そういう意味では、歌麿のポテンシャルをひたすらに信じぬき、千本ノックのように課題を与え、「一番好きな絵師」と言ってくれる蔦屋重三郎は、これ以上はないほど理想的なパートナーだったのだろう。

だから、歌麿が重三郎に「人生のパートナー」としての愛情を求めることがなかったら、安定したパートナーシップを長期に渡って築いていたはず。実際蔦屋以外の歌麿の仕事は、クオリティにバラつきがあると言われている。

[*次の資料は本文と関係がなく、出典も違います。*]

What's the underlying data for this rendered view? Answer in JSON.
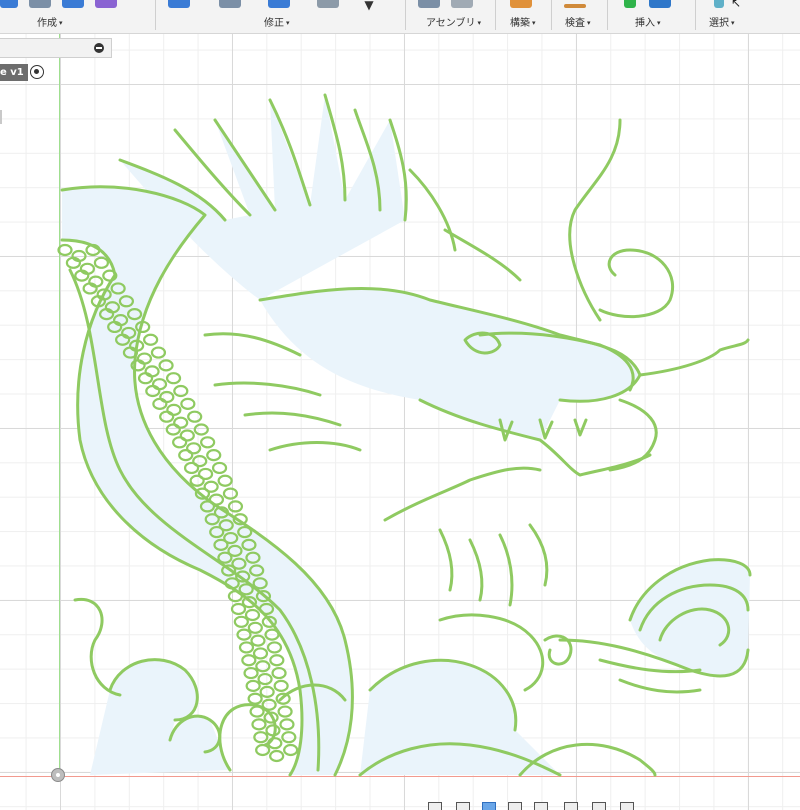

もしかしたら、史実の歌麿もプロデューサーの指図に左右され、なかでも重三郎の元で一番力を発揮できる人だったのかもなあと想像するし、それを見越したうえで、『べらぼう』版歌麿のバイセクシャルなキャラが設定されたのかもしれない。
■ 歌麿の蔦屋復帰で、写楽の誕生が近づく
ただ、まあこの「ダメなところをバンバン言ってほしい」という態度、重三郎と歌麿の関係を考えると、ちょっと「モラハラ気味な元恋人を忘れられない」みたいな闇を感じてしまうところもあるのだけど・・・(笑)。

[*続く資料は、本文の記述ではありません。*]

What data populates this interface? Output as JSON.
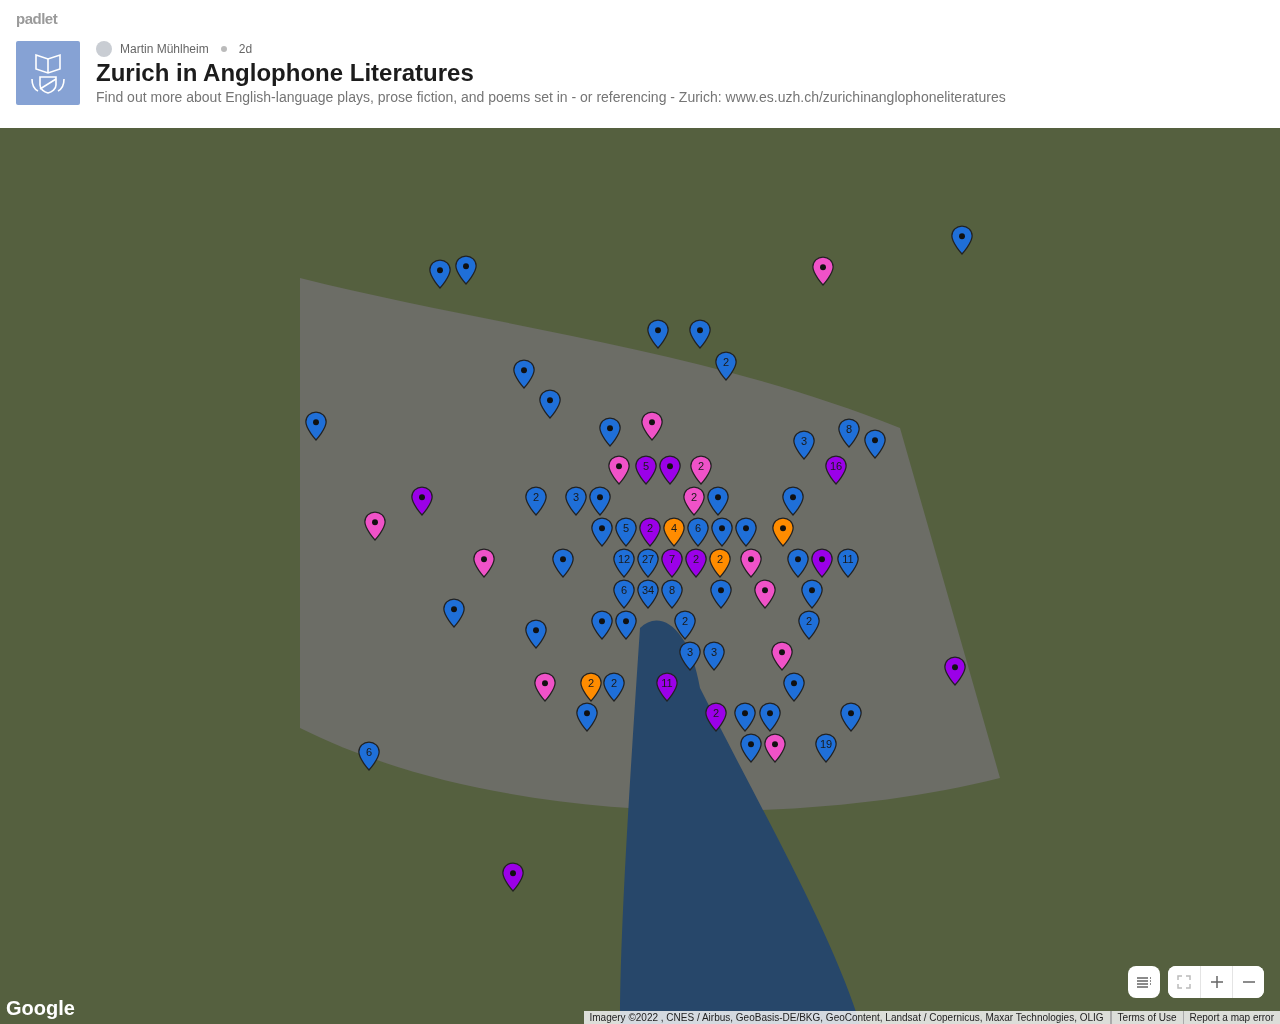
{
  "brand": "padlet",
  "header": {
    "author": "Martin Mühlheim",
    "age": "2d",
    "title": "Zurich in Anglophone Literatures",
    "description": "Find out more about English-language plays, prose fiction, and poems set in - or referencing - Zurich: www.es.uzh.ch/zurichinanglophoneliteratures"
  },
  "pins": [
    {
      "color": "#1f6fd8"
    },
    {
      "color": "#1f6fd8"
    },
    {
      "color": "#1f6fd8"
    },
    {
      "color": "#f052c8"
    },
    {
      "color": "#1f6fd8"
    },
    {
      "color": "#1f6fd8"
    },
    {
      "color": "#1f6fd8",
      "label": "2"
    },
    {
      "color": "#1f6fd8"
    },
    {
      "color": "#1f6fd8"
    },
    {
      "color": "#1f6fd8"
    },
    {
      "color": "#1f6fd8"
    },
    {
      "color": "#f052c8"
    },
    {
      "color": "#1f6fd8",
      "label": "3"
    },
    {
      "color": "#1f6fd8",
      "label": "8"
    },
    {
      "color": "#1f6fd8"
    },
    {
      "color": "#f052c8"
    },
    {
      "color": "#9b00e8",
      "label": "5"
    },
    {
      "color": "#9b00e8"
    },
    {
      "color": "#f052c8",
      "label": "2"
    },
    {
      "color": "#9b00e8",
      "label": "16"
    },
    {
      "color": "#9b00e8"
    },
    {
      "color": "#1f6fd8",
      "label": "2"
    },
    {
      "color": "#1f6fd8",
      "label": "3"
    },
    {
      "color": "#1f6fd8"
    },
    {
      "color": "#f052c8",
      "label": "2"
    },
    {
      "color": "#1f6fd8"
    },
    {
      "color": "#1f6fd8"
    },
    {
      "color": "#f052c8"
    },
    {
      "color": "#1f6fd8"
    },
    {
      "color": "#1f6fd8",
      "label": "5"
    },
    {
      "color": "#9b00e8",
      "label": "2"
    },
    {
      "color": "#ff8c00",
      "label": "4"
    },
    {
      "color": "#1f6fd8",
      "label": "6"
    },
    {
      "color": "#1f6fd8"
    },
    {
      "color": "#1f6fd8"
    },
    {
      "color": "#ff8c00"
    },
    {
      "color": "#f052c8"
    },
    {
      "color": "#1f6fd8"
    },
    {
      "color": "#1f6fd8",
      "label": "12"
    },
    {
      "color": "#1f6fd8",
      "label": "27"
    },
    {
      "color": "#9b00e8",
      "label": "7"
    },
    {
      "color": "#9b00e8",
      "label": "2"
    },
    {
      "color": "#ff8c00",
      "label": "2"
    },
    {
      "color": "#f052c8"
    },
    {
      "color": "#1f6fd8"
    },
    {
      "color": "#9b00e8"
    },
    {
      "color": "#1f6fd8",
      "label": "11"
    },
    {
      "color": "#1f6fd8"
    },
    {
      "color": "#1f6fd8",
      "label": "6"
    },
    {
      "color": "#1f6fd8",
      "label": "34"
    },
    {
      "color": "#1f6fd8",
      "label": "8"
    },
    {
      "color": "#1f6fd8"
    },
    {
      "color": "#f052c8"
    },
    {
      "color": "#1f6fd8"
    },
    {
      "color": "#1f6fd8"
    },
    {
      "color": "#1f6fd8"
    },
    {
      "color": "#1f6fd8"
    },
    {
      "color": "#1f6fd8",
      "label": "2"
    },
    {
      "color": "#1f6fd8",
      "label": "2"
    },
    {
      "color": "#1f6fd8",
      "label": "3"
    },
    {
      "color": "#1f6fd8",
      "label": "3"
    },
    {
      "color": "#f052c8"
    },
    {
      "color": "#9b00e8"
    },
    {
      "color": "#f052c8"
    },
    {
      "color": "#ff8c00",
      "label": "2"
    },
    {
      "color": "#1f6fd8",
      "label": "2"
    },
    {
      "color": "#9b00e8",
      "label": "11"
    },
    {
      "color": "#1f6fd8"
    },
    {
      "color": "#1f6fd8"
    },
    {
      "color": "#9b00e8",
      "label": "2"
    },
    {
      "color": "#1f6fd8"
    },
    {
      "color": "#1f6fd8"
    },
    {
      "color": "#1f6fd8"
    },
    {
      "color": "#1f6fd8",
      "label": "6"
    },
    {
      "color": "#1f6fd8"
    },
    {
      "color": "#f052c8"
    },
    {
      "color": "#1f6fd8",
      "label": "19"
    },
    {
      "color": "#9b00e8"
    }
  ],
  "map_logo": "Google",
  "attribution": {
    "imagery": "Imagery ©2022 , CNES / Airbus, GeoBasis-DE/BKG, GeoContent, Landsat / Copernicus, Maxar Technologies, OLIG",
    "terms": "Terms of Use",
    "report": "Report a map error"
  }
}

とはいえ、どんなダメ出しにもへこたれない人が一人チームに入ると、それが他のメンバーの刺激になって、チーム自体の成績が上がっていくのは、いろんなジャンルに例がある。歌麿が編み出した写楽の雛形となるタッチ、重三郎のしつこい指図に食らいつけるガッツ、なによりも周囲の絵師たちの熱い信頼によって、後年世界にも衝撃を与える「写楽」の誕生がいよいよ近づいた。

さて、こうなると気になるのが、本物の東洲斎写楽と言われる斎藤十郎兵衛の存在だ。ここまでの『べらぼう』の史実の扱い方を見ていると、これほど有力な説を完全に無視することは考えにくい。

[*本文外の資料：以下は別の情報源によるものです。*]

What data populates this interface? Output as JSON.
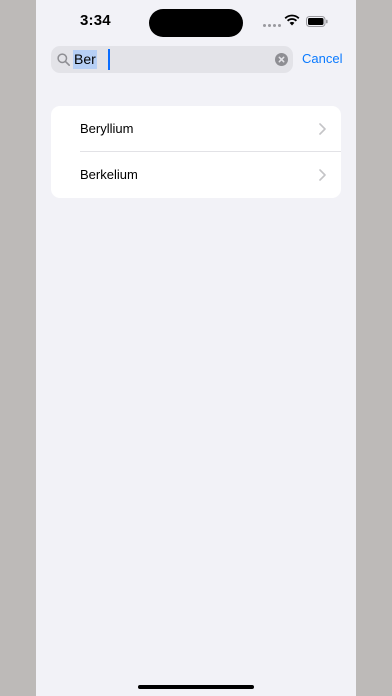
{
  "status_bar": {
    "time": "3:34",
    "signal_icon": "cellular-dots-icon",
    "wifi_icon": "wifi-icon",
    "battery_icon": "battery-icon"
  },
  "search": {
    "value": "Ber",
    "search_icon": "magnifying-glass-icon",
    "clear_icon": "clear-x-circle-icon",
    "cancel_label": "Cancel"
  },
  "results": {
    "items": [
      {
        "label": "Beryllium",
        "chevron": "chevron-right-icon"
      },
      {
        "label": "Berkelium",
        "chevron": "chevron-right-icon"
      }
    ]
  },
  "colors": {
    "accent": "#0a7aff",
    "background": "#f2f2f7",
    "selection": "#b6cff5"
  }
}
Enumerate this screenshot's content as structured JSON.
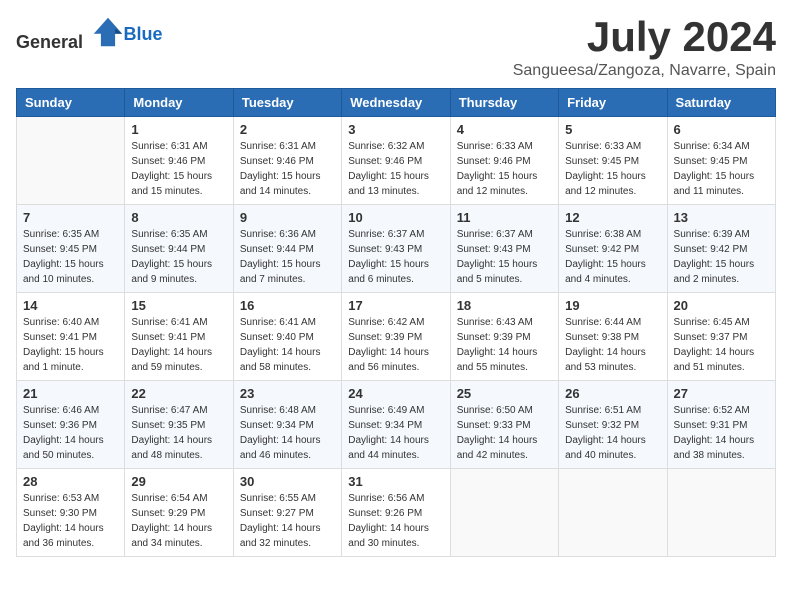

写楽を作ったのはチーム蔦屋なのに、なぜ「斎藤十郎兵衛」という特定の人物の仕事だと「記録」に残ることになったのか? その謎が解けたときは、オール視聴者が「そうきたかー!」とガッツポーズしそうな気がするし、文章化・書籍化されたものがすべてだと思うなよ! という教訓を得ることになりそうな予想も、勝手にしている。
◇
大河ドラマ『べらぼう〜蔦重栄華乃夢噺〜』はNHK総合で毎週日曜・夜8時から、NHKBSは夕方6時から、BSP4Kでは昼12時15分からスタート。11月30日の第46回「曽我祭の変」では、歌麿が仲間に加わったことで「写楽」の絵が完成し、ついに「曽我祭」で売り出されるところが描かれる。